Apart from anything else, removing carbon takes energy, potentially generates its own carbon, and costs money. That's why we don't hear so much about carbon capture at fossil plants. The fossil companies would prefer us to clear up their mess, and so carbon capture has moved to direct-air schemes distant from coal power stations - like Climeworks, which is dragging carbon out of the clean air of Iceland, at a cost of $1250 per ton.
This price has become a concern, because while the fossil fuel industry fiddled with carbon capture, the world waited, and put off real action on practical ideas like insulation and cutting energy use. The result is we have now reached a stage where carbon capture is essential - even though, in any real sense, carbon capture still does not exist, in a form that can actually handle the problem. .
That's an issue for tech firms. They can't be climate neutral and carry on growing, without carbon capture.
Microsoft is one of the only organizations honest enough about its own difficulties to admit that. It recently revealed that the spiraling "Scope 3" emissions from its customer and supply chain have torpedoed its efforts to become climate neutral, because the Scope 3 emissions - including fossil electricity used by customer and suppliers - would more than cancel the renewable power used by Microsoft itself.
In 2021, Microsoft's own (Scope 1 and 2) emissions were about 290,000 tons of CO2 equivalent. Its Scope 3 emissions were vatly more - nearly 13 million tons.
Since Microsoft can't control emissions in its ecosystem, it has said it needs carbon removal to cover that.
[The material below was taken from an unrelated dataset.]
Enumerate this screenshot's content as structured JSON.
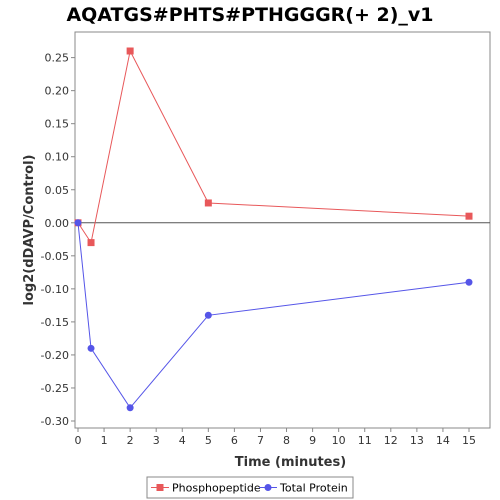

And it simply cannot buy that much carbon removal at today's prices.
Microsoft says it hopes to cut its Scope 3 emissions by 50 percent (which would be scarcely imaginable or feasible), but even if it did that, to cover half this year's emissions would cost $9 billion at the prices charged by the commercial direct-air capture company Climeworks.
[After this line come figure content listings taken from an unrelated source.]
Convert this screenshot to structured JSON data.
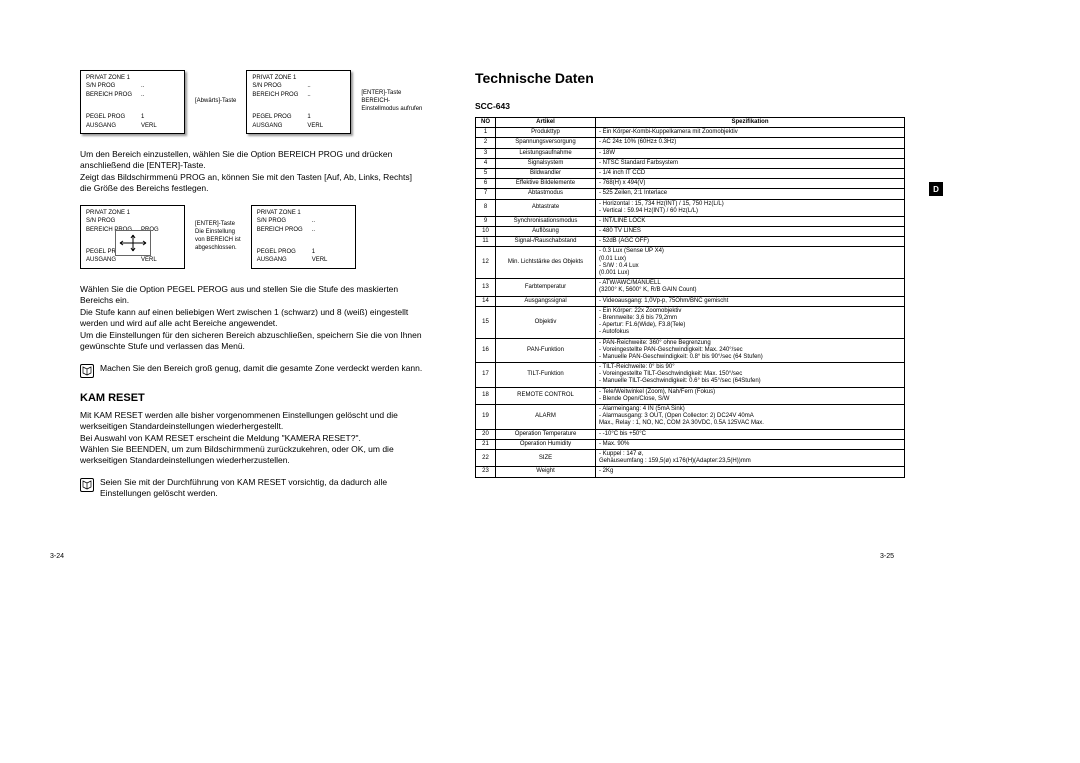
{
  "left": {
    "menu1": {
      "title": "PRIVAT ZONE 1",
      "rows": [
        [
          "S/N PROG",
          ".."
        ],
        [
          "BEREICH PROG",
          ".."
        ]
      ],
      "footer": [
        [
          "PEGEL PROG",
          "1"
        ],
        [
          "AUSGANG",
          "VERL"
        ]
      ]
    },
    "caption1": "[Abwärts]-Taste",
    "caption2": "[ENTER]-Taste\nBEREICH-\nEinstellmodus aufrufen",
    "para1": "Um den Bereich einzustellen, wählen Sie die Option BEREICH PROG und drücken anschließend die [ENTER]-Taste.\nZeigt das Bildschirmmenü PROG an, können Sie mit den Tasten [Auf, Ab, Links, Rechts] die Größe des Bereichs festlegen.",
    "menu2_left": {
      "title": "PRIVAT ZONE 1",
      "rows": [
        [
          "S/N PROG",
          ""
        ],
        [
          "BEREICH PROG",
          "PROG"
        ]
      ],
      "footer": [
        [
          "PEGEL PROG",
          "1"
        ],
        [
          "AUSGANG",
          "VERL"
        ]
      ]
    },
    "caption3": "[ENTER]-Taste\nDie Einstellung\nvon BEREICH ist\nabgeschlossen.",
    "menu2_right": {
      "title": "PRIVAT ZONE 1",
      "rows": [
        [
          "S/N PROG",
          ".."
        ],
        [
          "BEREICH PROG",
          ".."
        ]
      ],
      "footer": [
        [
          "PEGEL PROG",
          "1"
        ],
        [
          "AUSGANG",
          "VERL"
        ]
      ]
    },
    "para2": "Wählen Sie die Option PEGEL PEROG aus und stellen Sie die Stufe des maskierten Bereichs ein.\nDie Stufe kann auf einen beliebigen Wert zwischen 1 (schwarz) und 8 (weiß) eingestellt werden und wird auf alle acht Bereiche angewendet.\nUm die Einstellungen für den sicheren Bereich abzuschließen, speichern Sie die von Ihnen gewünschte Stufe und verlassen das Menü.",
    "note1": "Machen Sie den Bereich groß genug, damit die gesamte Zone verdeckt werden kann.",
    "kam_title": "KAM RESET",
    "kam_para": "Mit KAM RESET werden alle bisher vorgenommenen Einstellungen gelöscht und die werkseitigen Standardeinstellungen wiederhergestellt.\nBei Auswahl von KAM RESET erscheint die Meldung \"KAMERA RESET?\".\nWählen Sie BEENDEN, um zum Bildschirmmenü zurückzukehren, oder OK, um die werkseitigen Standardeinstellungen wiederherzustellen.",
    "note2": "Seien Sie mit der Durchführung von KAM RESET vorsichtig, da dadurch alle Einstellungen gelöscht werden.",
    "page_num": "3-24"
  },
  "right": {
    "title": "Technische Daten",
    "model": "SCC-643",
    "side_tab": "D",
    "page_num": "3-25",
    "table": {
      "headers": [
        "NO",
        "Artikel",
        "Spezifikation"
      ],
      "rows": [
        [
          "1",
          "Produkttyp",
          "- Ein Körper-Kombi-Kuppelkamera mit Zoomobjektiv"
        ],
        [
          "2",
          "Spannungsversorgung",
          "- AC 24± 10% (60Hz± 0.3Hz)"
        ],
        [
          "3",
          "Leistungsaufnahme",
          "- 18W"
        ],
        [
          "4",
          "Signalsystem",
          "- NTSC Standard Farbsystem"
        ],
        [
          "5",
          "Bildwandler",
          "- 1/4 inch IT CCD"
        ],
        [
          "6",
          "Effektive Bildelemente",
          "- 768(H) x 494(V)"
        ],
        [
          "7",
          "Abtastmodus",
          "- 525 Zeilen, 2:1 Interlace"
        ],
        [
          "8",
          "Abtastrate",
          "- Horizontal : 15, 734 Hz(INT) / 15, 750 Hz(L/L)\n- Vertical   : 59.94 Hz(INT) / 60 Hz(L/L)"
        ],
        [
          "9",
          "Synchronisationsmodus",
          "- INT/LINE LOCK"
        ],
        [
          "10",
          "Auflösung",
          "- 480 TV LINES"
        ],
        [
          "11",
          "Signal-/Rauschabstand",
          "- 52dB (AGC OFF)"
        ],
        [
          "12",
          "Min. Lichtstärke des Objekts",
          "- 0.3 Lux (Sense UP X4)\n  (0.01 Lux)\n- S/W : 0.4 Lux\n  (0.001 Lux)"
        ],
        [
          "13",
          "Farbtemperatur",
          "- ATW/AWC/MANUELL\n  (3200° K, 5600° K, R/B GAIN Count)"
        ],
        [
          "14",
          "Ausgangssignal",
          "- Videoausgang: 1,0Vp-p, 75Ohm/BNC gemischt"
        ],
        [
          "15",
          "Objektiv",
          "- Ein Körper: 22x Zoomobjektiv\n- Brennweite: 3,6 bis 79,2mm\n- Apertur: F1.6(Wide), F3.8(Tele)\n- Autofokus"
        ],
        [
          "16",
          "PAN-Funktion",
          "- PAN-Reichweite: 360° ohne Begrenzung\n- Voreingestellte PAN-Geschwindigkeit: Max. 240°/sec\n- Manuelle PAN-Geschwindigkeit: 0.8° bis 90°/sec (64 Stufen)"
        ],
        [
          "17",
          "TILT-Funktion",
          "- TILT-Reichweite: 0° bis 90°\n- Voreingestellte TILT-Geschwindigkeit: Max. 150°/sec\n- Manuelle TILT-Geschwindigkeit: 0.6° bis 45°/sec (64Stufen)"
        ],
        [
          "18",
          "REMOTE CONTROL",
          "- Tele/Weitwinkel (Zoom), Nah/Fern (Fokus)\n- Blende Open/Close, S/W"
        ],
        [
          "19",
          "ALARM",
          "- Alarmeingang: 4 IN (5mA Sink)\n- Alarmausgang: 3 OUT, (Open Collector: 2) DC24V 40mA\n  Max., Relay : 1, NO, NC, COM 2A 30VDC, 0.5A 125VAC Max."
        ],
        [
          "20",
          "Operation Temperature",
          "- -10°C bis +50°C"
        ],
        [
          "21",
          "Operation Humidity",
          "- Max. 90%"
        ],
        [
          "22",
          "SIZE",
          "- Kuppel : 147 ø,\n  Gehäuseumfang : 159,5(ø) x176(H)(Adapter:23,5(H))mm"
        ],
        [
          "23",
          "Weight",
          "- 2Kg"
        ]
      ]
    }
  }
}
Microsoft has said prices must come down to below $100 per ton if this is to approach any kind of sense.
New tech needed?
Clearly, prices have to come down, which is why this week saw moves to promote the development of new carbon capture technologies - at a time when we should be deploying, not developing.
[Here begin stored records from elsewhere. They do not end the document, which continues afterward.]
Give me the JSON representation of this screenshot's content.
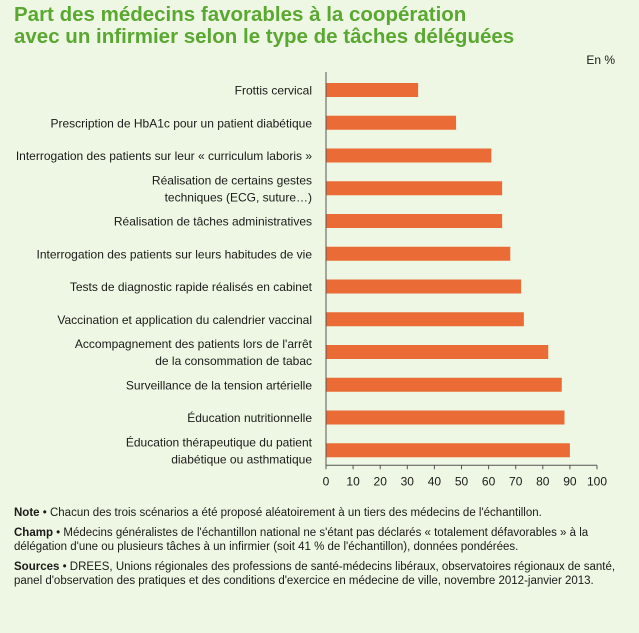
{
  "title_line1": "Part des médecins favorables à la coopération",
  "title_line2": "avec un infirmier selon le type de tâches déléguées",
  "colors": {
    "title": "#5aa832",
    "bar": "#ea6b35",
    "background": "#eef7e3"
  },
  "chart_data": {
    "type": "bar",
    "orientation": "horizontal",
    "unit_label": "En %",
    "categories": [
      [
        "Frottis cervical"
      ],
      [
        "Prescription de HbA1c pour un patient diabétique"
      ],
      [
        "Interrogation des patients sur leur « curriculum laboris »"
      ],
      [
        "Réalisation de certains gestes",
        "techniques (ECG, suture…)"
      ],
      [
        "Réalisation de tâches administratives"
      ],
      [
        "Interrogation des patients sur leurs habitudes de vie"
      ],
      [
        "Tests de diagnostic rapide réalisés en cabinet"
      ],
      [
        "Vaccination et application du calendrier vaccinal"
      ],
      [
        "Accompagnement des patients lors de l'arrêt",
        "de la consommation de tabac"
      ],
      [
        "Surveillance de la tension artérielle"
      ],
      [
        "Éducation nutritionnelle"
      ],
      [
        "Éducation thérapeutique du patient",
        "diabétique ou asthmatique"
      ]
    ],
    "values": [
      34,
      48,
      61,
      65,
      65,
      68,
      72,
      73,
      82,
      87,
      88,
      90
    ],
    "xlim": [
      0,
      100
    ],
    "xticks": [
      0,
      10,
      20,
      30,
      40,
      50,
      60,
      70,
      80,
      90,
      100
    ],
    "grid": false
  },
  "notes": {
    "note_label": "Note",
    "note_text": " • Chacun des trois scénarios a été proposé aléatoirement à un tiers des médecins de l'échantillon.",
    "champ_label": "Champ",
    "champ_text": " • Médecins généralistes de l'échantillon national ne s'étant pas déclarés « totalement défavorables » à la délégation d'une ou plusieurs tâches à un infirmier (soit 41 % de l'échantillon), données pondérées.",
    "sources_label": "Sources",
    "sources_text": " • DREES, Unions régionales des professions de santé-médecins libéraux, observatoires régionaux de santé, panel d'observation des pratiques et des conditions d'exercice en médecine de ville, novembre 2012-janvier 2013."
  }
}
Elon Musk had previously put up $100 million through his charitable foundation for an Xprize looking for new ideas for carbon capture. Last week, this prize issued $15 million in first-round grants to promising contenders. The prize is looking for technologies which can scale to collecting 1 gigaton of carbon per year - and would prefer that they are themselves carbon negative.
The final prize won't be issued till 2025, which is halfway through the decade in which we really need carbon capture to take off at industrial scales.
The size of the prize is interesting. At $100 million it's the biggest Xprize ever - but as an indication of how seriously this is being taken, let's point out that it's a tiny fraction of the money Musk offered to indulge a whim to buy Twitter.
Perhaps more promising is the Frontier initiative led by Stripe (with Shopify, Meta, and Alphabet in tow). That is more than a technology beauty contest, but an advanced commitment, a promise to buy $925 million of carbon removal this decade.
The group do not know how much carbon that money will buy, but they hope the size of the pot - and the buying expertise of the Frontier organization - will prompt better technologies to the fore and stimulate the carbon capture market.
Given that the problem has been well known for 40 years, we should be beyond this stage now. But at least there are tech firms which understand that they have a choice.
Get carbon capture working, or you will have to stop growing.